〈知る人ぞ知る名盤〉待望の再発!
サンタナの〈ラテンの血〉を担ったサウンドがここに!

 1969年の衝撃的なデビュー作から77年の『フェスティバル』『ムーンフラワー』までサンタナに在籍し、マイク・カラベロ、アルマンド・ペラサらとともに強靭なリズム・セクションの一角として大活躍! 98年にはロックの殿堂入りを果たしたニカラグア出身のパーカッション(主にティンバレス)奏者、〈チェピート〉。74年に発表した唯一のリーダー・アルバムが46年ぶりにリイシューされた。待望の世界初CD化である。
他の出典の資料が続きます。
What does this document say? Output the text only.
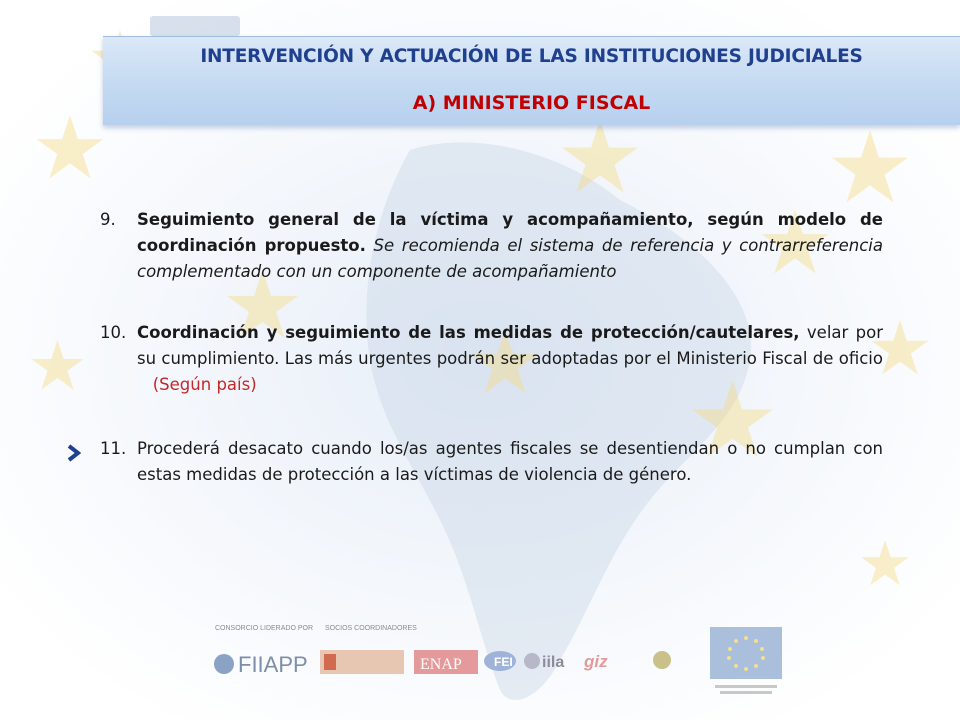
INTERVENCIÓN Y ACTUACIÓN DE LAS INSTITUCIONES JUDICIALES
A) MINISTERIO FISCAL
9.	Seguimiento general de la víctima y acompañamiento, según modelo de coordinación propuesto. Se recomienda el sistema de referencia y contrarreferencia complementado con un componente de acompañamiento
10. Coordinación y seguimiento de las medidas de protección/cautelares, velar por su cumplimiento. Las más urgentes podrán ser adoptadas por el Ministerio Fiscal de oficio    (Según país)
11. Procederá desacato cuando los/as agentes fiscales se desentiendan o no cumplan con estas medidas de protección a las víctimas de violencia de género.
CONSORCIO LIDERADO POR SOCIOS COORDINADORES
FIIAPP	ENAP	FEI iila giz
JOSE ’CHEPITO’ AREAS 『チェピート』 ソニー(2020)

 74年といえば、ニューヨークでサルサの人気が大爆発していたころだ。その中心的存在だったファニア・オール・スターズは、ヤンキー・スタジアムやプエルトリコ・サンフアンの巨大コロシアムで公演を行い、アフリカはザイール(当時)、キンシャサでの音楽フェスティバルにも出演、サルサという音楽を世界中に広めていたのである。

 ここでは、その東海岸のサルサ・ムーブメントに呼応するかのように、アフロ・キューバンのソン・モントゥーノやグァグァンコ、マンボなどをベースに、〈西海岸流サルサ〉ともいうべきサウンドを展開している。とはいえ、参加メンバーは、ニール・ショーン(g)、ダグ・ローチ(b)、リチャード・カーモード(key)、トム・コスター(key)といった初期サンタナ・メンバーをはじめ、サンフランシスコ人脈でスライ&ザ・ファミリー・ストーンのグレッグ・エリコ(ds)、さらに、ファミリーともいえる強力なミュージシャンたちが集結した総勢23人で、一筋縄ではいかない連中ばかりだ。チェピートの正確無比かつ強烈なプレイを中心に、サンタナ直系のラテン・ロック・ナンバーから、ギターをフィーチャーしたインストゥルメンタル・マンボ、タワー・オブ・パワーを思わせるポップなファンク・チューン、ギターとモーグ・シンセサイザーが絡みながら徐々に盛り上がっていくチャチャチャ、ニカラグア大地震(72年)の犠牲者を追悼するルンバ、さらに、サンタナで訪れた日本(おそらく日本でも直前に地震が起こっていた)へ捧げる1曲と、実にバラエティ豊かで彩り溢れる内容となっている。

 キューバ~プエルトリコを核としたニューヨーク・ラテンとは一味違い、アフロ・キューバンをベースにしながらも、ファンク、ロック、メキシコなどの色が絶妙に混じりあったそのサウンドは、まさにサンフランシスコらしいラテン音楽であり、そのミックス具合がめちゃくちゃカッコいい! チェピートならではの渾身の1枚だ。